Bahan dan cairan yang tidak diserap terus berlanjut melalui nefron dan masuk ke saluran pengumpul (terletak juga di medula). Cairan, sekarang urin, kemudian mengalir ke kelopak kecil dan sekelompok kelopak kecil membentuk kelopak utama. Kemudian urin melewati pelvis renalis ke ureter. Dari sana ia pergi ke kandung kemih dan begitu kandung kemih penuh, ia mengirimkan sinyal ke otak yang memberi Anda keinginan untuk buang air kecil. Dari kandung kemih, urin mengalir melalui uretra & diekskresikan.

Fungsi medula untuk menahan massa jaringan yang disebut piramida ginjal di setiap ginjal, menurut InnerBody. Piramida ini menghadap menuju bagian cembung atau bagian dalam ginjal, sedangkan dasar menghadapi bagian luar organ.  Medula ginjal adalah bagian terdalam dari ginjal dilindungi oleh korteks ginjal di bagian luar. Piramida ginjal terdiri dari pembuluh darah dan struktur seperti tabung yang mengumpulkan filtrat.

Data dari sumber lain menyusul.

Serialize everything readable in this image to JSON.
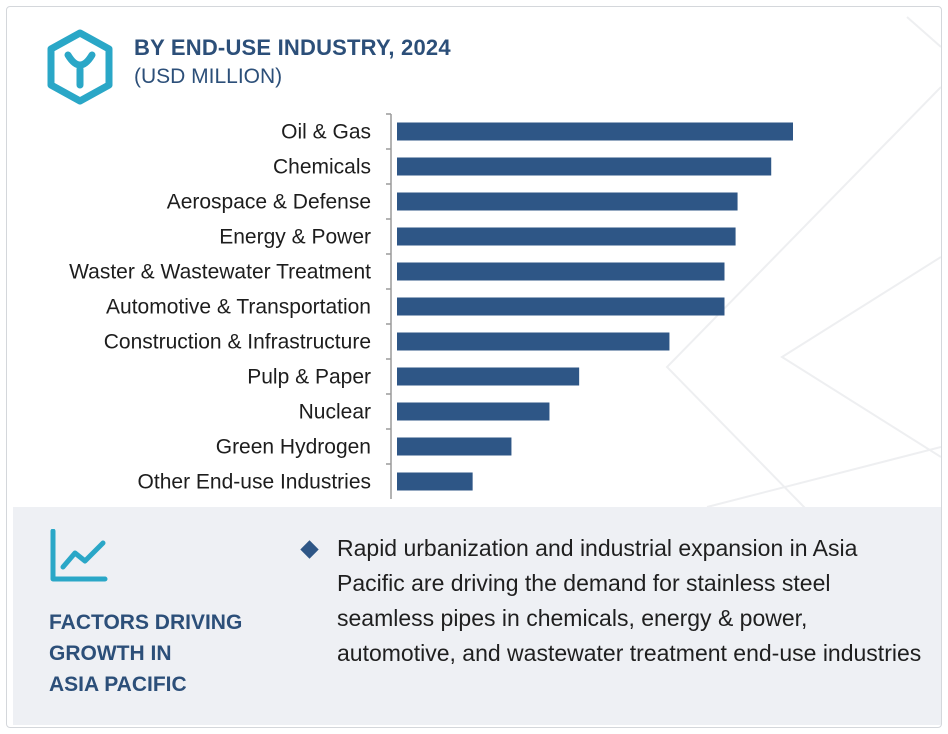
{
  "header": {
    "title": "BY END-USE INDUSTRY, 2024",
    "subtitle": "(USD MILLION)",
    "icon": "hexagon-y-logo-icon"
  },
  "colors": {
    "bar": "#2e5686",
    "title": "#2c4f79",
    "panel_bg": "#eef0f4"
  },
  "chart_data": {
    "type": "bar",
    "orientation": "horizontal",
    "title": "BY END-USE INDUSTRY, 2024",
    "subtitle": "(USD MILLION)",
    "xlabel": "",
    "ylabel": "",
    "value_axis_shown": false,
    "grid": false,
    "categories": [
      "Oil & Gas",
      "Chemicals",
      "Aerospace & Defense",
      "Energy & Power",
      "Waster & Wastewater Treatment",
      "Automotive & Transportation",
      "Construction & Infrastructure",
      "Pulp & Paper",
      "Nuclear",
      "Green Hydrogen",
      "Other End-use Industries"
    ],
    "values": [
      100,
      94.5,
      86,
      85.5,
      82.7,
      82.7,
      68.8,
      46,
      38.5,
      28.9,
      19.1
    ],
    "value_scale": "relative (no axis printed), longest bar = 100",
    "xlim": [
      0,
      100
    ]
  },
  "factors": {
    "icon": "trend-line-chart-icon",
    "title_lines": [
      "FACTORS DRIVING",
      "GROWTH IN",
      "ASIA PACIFIC"
    ],
    "bullet_icon": "diamond-bullet-icon",
    "text": "Rapid urbanization and industrial expansion in Asia Pacific are driving the demand for stainless steel seamless pipes in chemicals, energy & power, automotive, and wastewater treatment end-use industries"
  }
}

Piramida ini mengandung nefron, unit dasar yang menyaring darah pada ginjal, menurut Healthline. Jutaan nefron membentang dari korteks ke daerah bagian dalam ginjal. Struktur ini mengatur konsentrasi air, ekstraksi garam dari darah dan menyerap nutrisi yang dibutuhkan kembali ke dalam tubuh. Bahan limbah kemudian dibuang melalui urin. Proses ini membantu mengatur tekanan darah dan volume darah ke seluruh tubuh.

Daerah medula yang lebih gelap dari korteks luar. Healthline Menyatakan bahwa kebanyakan manusia memiliki tujuh struktur piramida di dalam medula ginjal. Piramida muncul bergaris karena nefron menyelaraskan sejajar satu sama lain di seluruh ginjal bagian dalam.

medula ginjal

Ginjal membantu mempertahankan homeostasis dalam tubuh dengan mengatur air, ion dan kadar asam-basa dalam darah. Organ berbentuk kacang mengeluarkan hormon yang mengatur tekanan darah, tingkat penyerapan sumsum tulang dan vitamin D, menurut About.com.